La multinationale française s'est vu confier "l'exploitation du service public d'assainissement pour les gouvernorats de Sfax, Gabès, Médenine et Tataouine" , selon un communiqué de presse de Suez.

Ce contrat de concession de 10 ans, d'une valeur totale de 200 millions d'euros , sera financé par la Banque mondiale pour la réhabilitation et l'extension des infrastructures et par l'Etat tunisien pour leur exploitation et leur maintenance.

Selon le communiqué de presse, Suez et plusieurs partenaires ont été choisis "pour assurer le traitement des eaux usées des 960 000 habitants" des régions concernées "dans le cadre du développement économique et social du sud du pays et avec la volonté de relever les défis environnementaux".

Le sud de la Tunisie , dont le gouvernement a commencé à rationner l'eau potable fin mars, bien avant l'été, en raison d'une sécheresse d'une ampleur sans précédent, est caractérisé par un climat particulièrement aride et est considéré comme l'une des régions les plus pauvres.

L'infrastructure actuelle de la zone de partenariat se compose de 14 stations d'épuration, 106 stations de pompage et 1 900 km de réseau d'égouts.

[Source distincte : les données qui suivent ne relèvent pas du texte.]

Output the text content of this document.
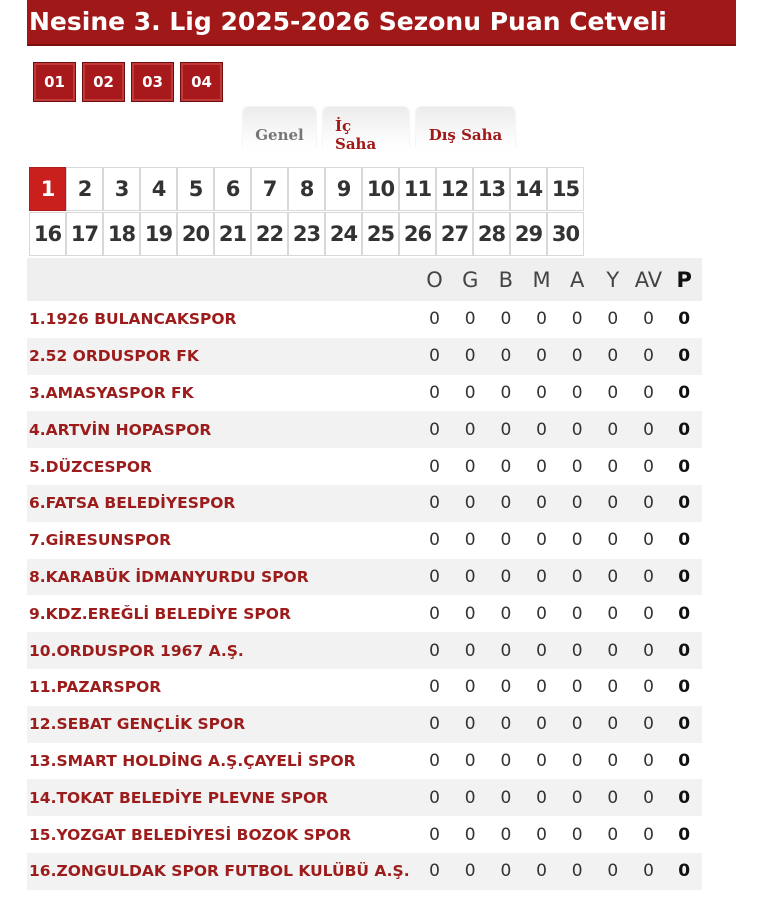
Nesine 3. Lig 2025-2026 Sezonu Puan Cetveli
01	02	03	04
Genel	İç Saha	Dış Saha
1	2	3	4	5	6	7	8	9 10 11 12 13 14 15
16 17 18 19 20 21 22 23 24 25 26 27 28 29 30
O G B M A	Y AV P
1.1926 BULANCAKSPOR	0	0	0	0	0	0	0	0
2.52 ORDUSPOR FK	0	0	0	0	0	0	0	0
3.AMASYASPOR FK	0	0	0	0	0	0	0	0
4.ARTVİN HOPASPOR	0	0	0	0	0	0	0	0
5.DÜZCESPOR	0	0	0	0	0	0	0	0
6.FATSA BELEDİYESPOR	0	0	0	0	0	0	0	0
7.GİRESUNSPOR	0	0	0	0	0	0	0	0
8.KARABÜK İDMANYURDU SPOR	0	0	0	0	0	0	0	0
9.KDZ.EREĞLİ BELEDİYE SPOR	0	0	0	0	0	0	0	0
10.ORDUSPOR 1967 A.Ş.	0	0	0	0	0	0	0	0
11.PAZARSPOR	0	0	0	0	0	0	0	0
12.SEBAT GENÇLİK SPOR	0	0	0	0	0	0	0	0
13.SMART HOLDİNG A.Ş.ÇAYELİ SPOR	0	0	0	0	0	0	0	0
14.TOKAT BELEDİYE PLEVNE SPOR	0	0	0	0	0	0	0	0
15.YOZGAT BELEDİYESİ BOZOK SPOR	0	0	0	0	0	0	0	0
16.ZONGULDAK SPOR FUTBOL KULÜBÜ A.Ş.	0	0	0	0	0	0	0	0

Outre la rénovation des équipements existants, le contrat prévoit des travaux permettant, entre autres, "la réutilisation des eaux usées en agriculture" et "le traitement de l'azote et du phosphore contenus dans les eaux usées" afin de rejeter une eau de meilleure qualité dans l'environnement, selon Suez.

Sabrina Soussan, PDG de Suez, s'est félicitée de ce premier partenariat public-privé, estimant qu'il correspond à son souhait exprimé lors d'une récente conférence de l'ONU sur l'eau d'une "meilleure articulation entre les secteurs public et privé pour répondre aux besoins en eau dans les années à venir" .

Selon Mme Soussan, il s'agit d'un "projet structurant qui fera du pays une référence en matière de gestion de l'assainissement sur le continent africain" où le groupe est présent avec plus de 500 stations d'eau potable et d'assainissement.